7th Annual Evercore ISI HealthCONx Conference
Logotype for Verona Pharma plc

Verona Pharma (VRNA) 7th Annual Evercore ISI HealthCONx Conference summary

Event summary combining transcript, slides, and related documents.

Logotype for Verona Pharma plc

7th Annual Evercore ISI HealthCONx Conference summary

11 Jan, 2026

Key launch insights and physician engagement

  • Strong unmet need in COPD drives high interest in new therapies, especially those with novel mechanisms of action like bronchodilation and anti-inflammatory effects.

  • Early adoption is highest among Tier 1 pulmonologists, with 30% penetration in the first week; broader uptake is seen across Tier 2–4, including primary care.

  • Messaging focuses on ease of adding therapy without requiring changes to existing regimens, resonating with physicians managing symptomatic patients.
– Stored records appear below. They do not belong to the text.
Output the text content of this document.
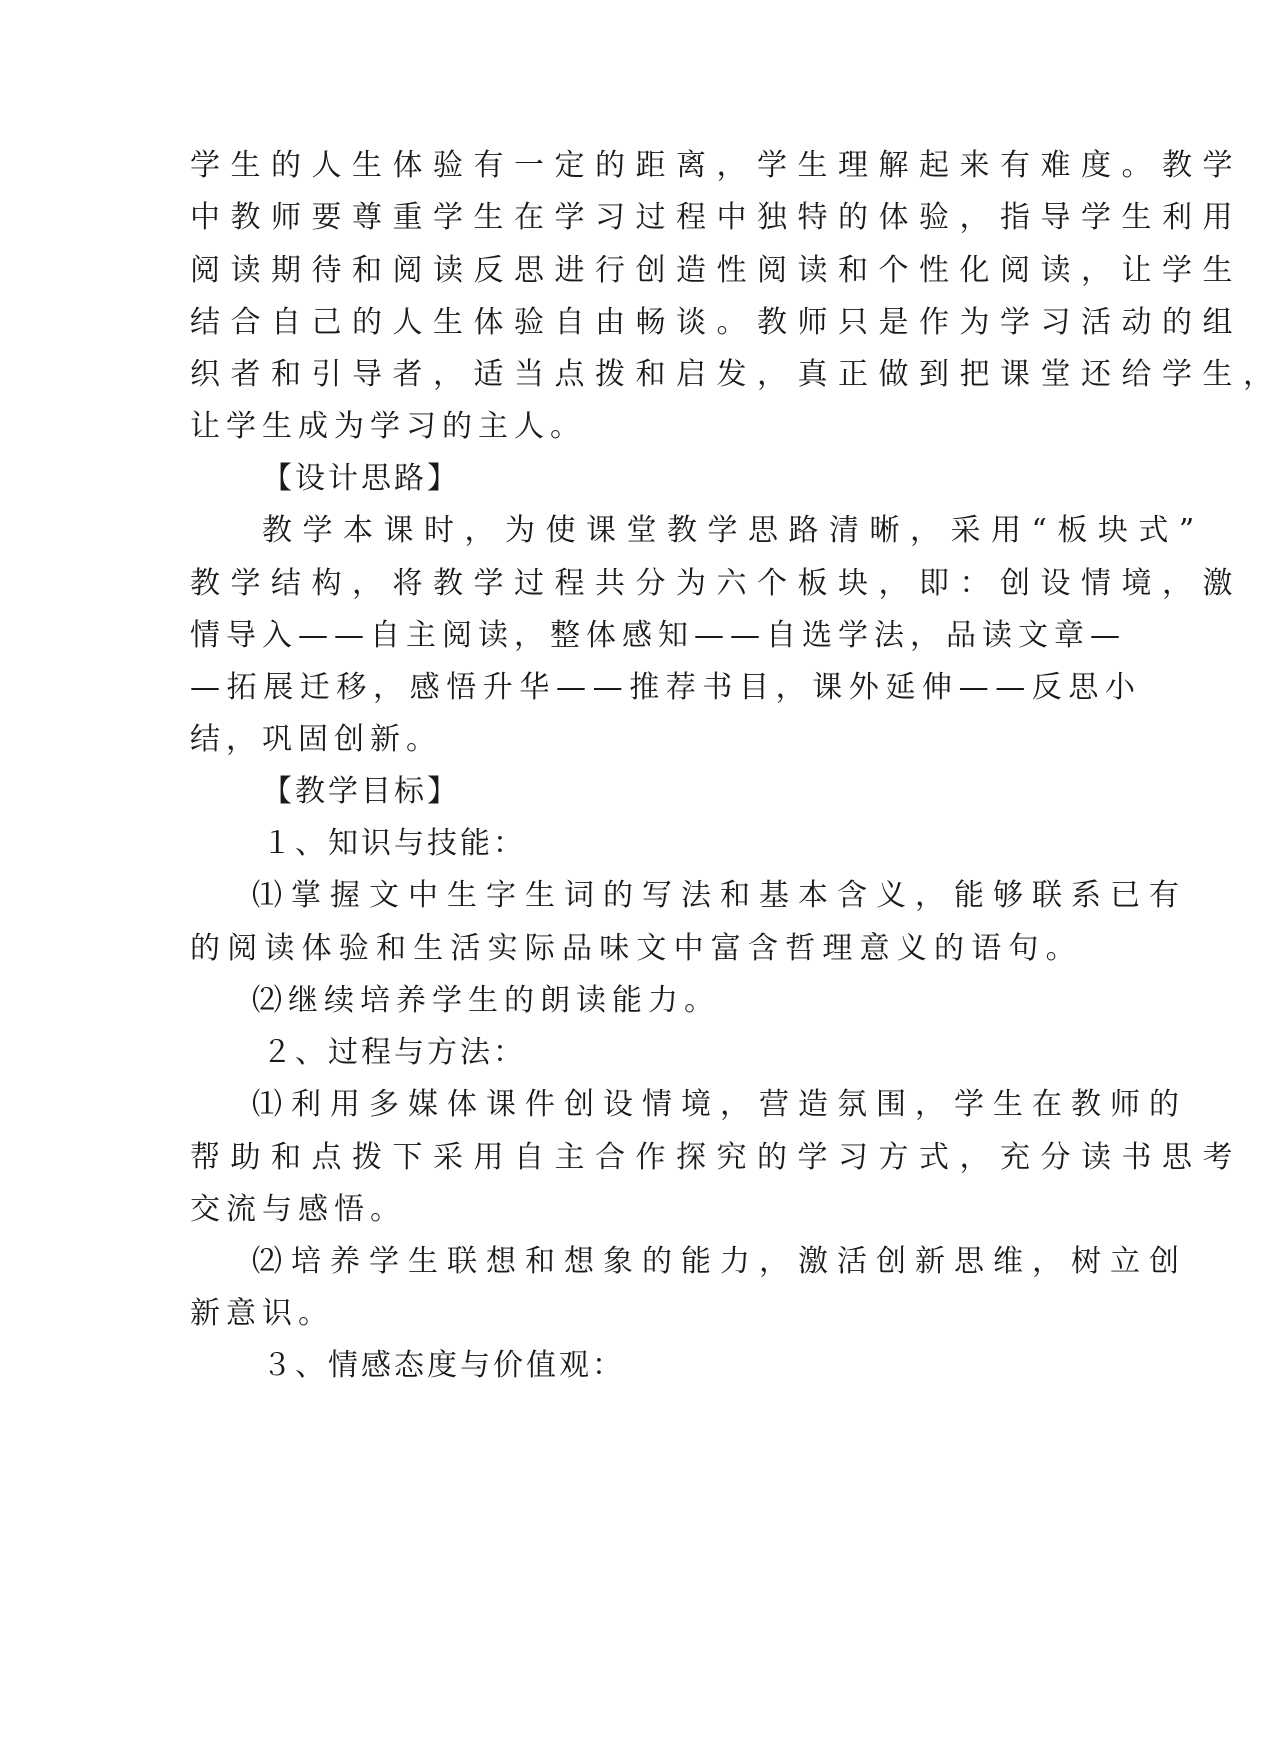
学生的人生体验有一定的距离，学生理解起来有难度。教学
中教师要尊重学生在学习过程中独特的体验，指导学生利用
阅读期待和阅读反思进行创造性阅读和个性化阅读，让学生
结合自己的人生体验自由畅谈。教师只是作为学习活动的组
织者和引导者，适当点拨和启发，真正做到把课堂还给学生，
让学生成为学习的主人。
【设计思路】
教学本课时，为使课堂教学思路清晰，采用“板块式”
教学结构，将教学过程共分为六个板块，即：创设情境，激
情导入——自主阅读，整体感知——自选学法，品读文章—
—拓展迁移，感悟升华——推荐书目，课外延伸——反思小
结，巩固创新。
【教学目标】
１、知识与技能：
⑴掌握文中生字生词的写法和基本含义，能够联系已有
的阅读体验和生活实际品味文中富含哲理意义的语句。
⑵继续培养学生的朗读能力。
２、过程与方法：
⑴利用多媒体课件创设情境，营造氛围，学生在教师的
帮助和点拨下采用自主合作探究的学习方式，充分读书思考
交流与感悟。
⑵培养学生联想和想象的能力，激活创新思维，树立创
新意识。
３、情感态度与价值观：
  • Prescribing patterns are broad, with significant use in patients on single, dual, and triple therapy, despite trials not including triple therapy patients.

  • Feedback loops with physicians and staff, as well as patient outcomes, are key drivers of continued adoption.

Market dynamics and reimbursement

  • No significant seasonality expected in early launch phase; chronic nature of COPD supports steady demand.

  • Reimbursement is straightforward, with 75–80% of access through Medicare and minimal hurdles for symptomatic patients.

  • Permanent J-code is expected to streamline pharmacy reimbursement but does not impact physician workflow.

  • No notable payer pushback or restrictions on patient populations; indication supports broad use.

Pipeline and future development

  • Phase II program underway for a fixed-dose combination of LAMA (glycopyrrolate) and ensifentrine, targeting launch later in the 2020s.

  • Combination product aims to offer dual bronchodilation and anti-inflammatory effects in a single nebulized therapy.

  • Dry powder formulation development provides optionality for global markets and other indications, such as asthma.

  • Phase II trial in non-CF bronchiectasis is ongoing, with results expected by 2026, leveraging similarities with COPD.